Letters To The Editor

LETTERS TO THE EDITOR

October 12, 2006

Report on firings just partisan politics

I am shocked, shocked, shocked to find out that the legislative committee investigating the Ehrlich administration's hiring practices has released its draft report just one month before Election Day. And yet The Sun (as well as other news outlets) reports this as a news story, claiming that only Republicans see it as an "election-year smear" ("Firings under Ehrlich violate rights and Md. law, panel says," Oct. 10).

How about calling it a disgraceful, taxpayer-financed campaign ad?

Just add this report to the huge quantities of ink spilled and trees destroyed to cover this hirings dispute charade, and you really have politics at its worst.

But is it really any surprise that a new governor, after wrestling some 30 years of control away from the opposing party, would want to make some changes and appoint individuals who support and agree with him?

Frank Maisano

Gambrills

Obstinacy delayed the firing findings

Republican members of the bipartisan State Employee Rights and Protections Committee are protesting the timing of the release of a report that finds that the Ehrlich administration did indeed fire state workers "based on political considerations in violation of constitutional rights and state law" ("Firings under Ehrlich violated rights and Md. Law, panel says," Oct. 10).

Perhaps they should aim their complaints at the administration, which failed to disclose the whereabouts of Joseph F. Steffen Jr. as he dodged a subpoena for months, even as he was in regular contact with members of the administration.

Even now, other members of the administration are being forced to testify by subpoena.

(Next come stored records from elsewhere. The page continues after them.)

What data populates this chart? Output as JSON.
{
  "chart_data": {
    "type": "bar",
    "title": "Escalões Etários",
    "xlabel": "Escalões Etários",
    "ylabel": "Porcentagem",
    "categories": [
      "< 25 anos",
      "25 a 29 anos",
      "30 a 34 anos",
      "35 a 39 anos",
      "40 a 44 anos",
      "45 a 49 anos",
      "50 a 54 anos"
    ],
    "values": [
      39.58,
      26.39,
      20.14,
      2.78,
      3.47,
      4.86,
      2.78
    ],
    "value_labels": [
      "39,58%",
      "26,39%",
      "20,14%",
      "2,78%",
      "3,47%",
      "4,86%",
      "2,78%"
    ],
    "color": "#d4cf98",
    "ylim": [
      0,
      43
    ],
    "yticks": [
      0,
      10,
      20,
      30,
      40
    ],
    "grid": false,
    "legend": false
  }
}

If the governor truly believes he was within his rights to fire these workers, why do any of his administration's members need to be compelled to testify?

Tim Eastman

Baltimore

Israel is also guilty of killing civilians

Aaron Resnick rightly expressed concern about the terrorist activities of Hezbollah, which "killed dozens of Israeli civilians and sent hundreds of thousands into shelters or fleeing northern Israel this summer" ("When will EU shun Hezbollah terrorists?" Opinion

Commentary, Oct. 6).

But I have to wonder: Why he did not condemn the terrorist attacks on Lebanese civilians?

The New York Times reported Friday that "since the war between Israel and Hezbollah ended in August, nearly three people have been wounded or killed each day by cluster bombs Israel dropped in the waning days of the war, and officials now say it will take more than a year to clear the region of them."

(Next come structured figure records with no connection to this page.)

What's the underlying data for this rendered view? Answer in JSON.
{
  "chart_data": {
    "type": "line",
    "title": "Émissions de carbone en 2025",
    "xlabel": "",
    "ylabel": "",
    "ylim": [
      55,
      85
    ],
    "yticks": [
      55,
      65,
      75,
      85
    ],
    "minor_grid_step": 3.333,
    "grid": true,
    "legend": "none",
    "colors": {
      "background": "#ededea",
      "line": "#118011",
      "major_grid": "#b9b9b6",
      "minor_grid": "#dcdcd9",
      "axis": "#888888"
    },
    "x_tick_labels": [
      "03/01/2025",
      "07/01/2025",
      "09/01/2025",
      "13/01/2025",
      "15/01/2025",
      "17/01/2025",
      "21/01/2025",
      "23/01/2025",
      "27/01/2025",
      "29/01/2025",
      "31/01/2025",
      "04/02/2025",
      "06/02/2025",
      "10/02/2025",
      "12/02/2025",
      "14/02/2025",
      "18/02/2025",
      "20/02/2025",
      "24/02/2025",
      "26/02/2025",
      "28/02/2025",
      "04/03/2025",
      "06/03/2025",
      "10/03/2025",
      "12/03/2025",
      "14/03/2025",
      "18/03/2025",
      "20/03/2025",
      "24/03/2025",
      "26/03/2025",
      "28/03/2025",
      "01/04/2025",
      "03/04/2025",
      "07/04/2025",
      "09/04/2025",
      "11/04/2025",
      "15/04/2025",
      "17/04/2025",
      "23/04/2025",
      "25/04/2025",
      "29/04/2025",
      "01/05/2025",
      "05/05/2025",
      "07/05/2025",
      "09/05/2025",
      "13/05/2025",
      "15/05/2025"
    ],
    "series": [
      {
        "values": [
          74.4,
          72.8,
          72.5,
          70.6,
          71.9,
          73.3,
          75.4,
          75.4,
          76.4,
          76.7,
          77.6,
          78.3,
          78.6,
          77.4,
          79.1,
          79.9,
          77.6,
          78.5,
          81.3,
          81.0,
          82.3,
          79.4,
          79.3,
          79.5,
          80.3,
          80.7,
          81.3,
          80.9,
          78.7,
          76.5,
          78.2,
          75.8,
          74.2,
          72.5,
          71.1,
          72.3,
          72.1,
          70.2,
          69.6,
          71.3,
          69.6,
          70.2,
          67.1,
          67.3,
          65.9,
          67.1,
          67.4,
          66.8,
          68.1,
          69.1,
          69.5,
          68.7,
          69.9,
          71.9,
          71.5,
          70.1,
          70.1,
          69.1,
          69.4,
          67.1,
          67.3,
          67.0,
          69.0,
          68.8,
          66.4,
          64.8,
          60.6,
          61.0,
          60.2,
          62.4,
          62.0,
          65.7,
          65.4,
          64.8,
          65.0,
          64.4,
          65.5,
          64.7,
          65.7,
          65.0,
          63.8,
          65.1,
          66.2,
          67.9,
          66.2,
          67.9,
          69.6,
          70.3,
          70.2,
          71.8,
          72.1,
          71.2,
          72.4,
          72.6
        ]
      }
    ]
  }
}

Yes, we must condemn the terror tactics of Hezbollah, but also those of any group or state that engages in attacks on civilians.

It is wrong to attack Israelis with rockets or Lebanese with cluster bombs.

We must be unbiased in protesting human rights violations.

Max Obuszewski

Baltimore

Judge's leniency sends wrong signal

After reading "Lawyer who hid drugs gets 1 year of home detention" (Oct. 6), I have to wonder: When did the courts decide a convicted felon doesn't have to pay a fine because he cannot afford one?

When did the courts decide that "irrational panic" was a justifiable excuse for committing a crime?

If U.S. District Judge Richard D. Bennett in fact found it "really distressing" that the crime was committed by an officer of the court, sentencing the defendant to jail time with a fine would have sent a message that lawyers are not above the law.

Robert Brown

Columbia

State shares blame for child's death

I disagree with the decision by the Baltimore state's attorney's office to charge Shanda Raynette Harris with "reckless endangerment" in her son's death ("Mother of boy killed in July is charged with endangerment," Oct. 6).

Really, on whose hands is the blood of 11-year-old Irvin Harris, in addition to those of his alleged killer, Melvin Lorenzo Jones Jr.?

And isn't our fervor to punish the mother for allowing her son frequent contact with Mr. Jones a bit of an overreach?

It's true that Ms. Harris may be at fault in this horrible event. But is not the government just as much at fault for granting Mr. Jones his freedom, even after his second conviction for sexually abusing a child?

Does the blame for this not rest on the state?

For if the state had stricter mandatory punishments for men such as Mr. Jones, would he have been out on the streets in the first place, and thus free to exploit the ignorance of people such as Irvin Harris and his mother?

But it is so much easier to nail Irvin's mother to the wall than to admit she only helped finish the heinous job the government started.

Our elected officials and the justice system they control have as much to answer for in this deadly mess as Ms. Harris does.

Nick Taxia

Ellicott City

Time for city to join fight to clear the air

I recently returned from a two-week jaunt to Europe, where I visited Germany and Austria. I spent most of my vacation hacking and gagging through the smoky haze wafting out of street-side cafes.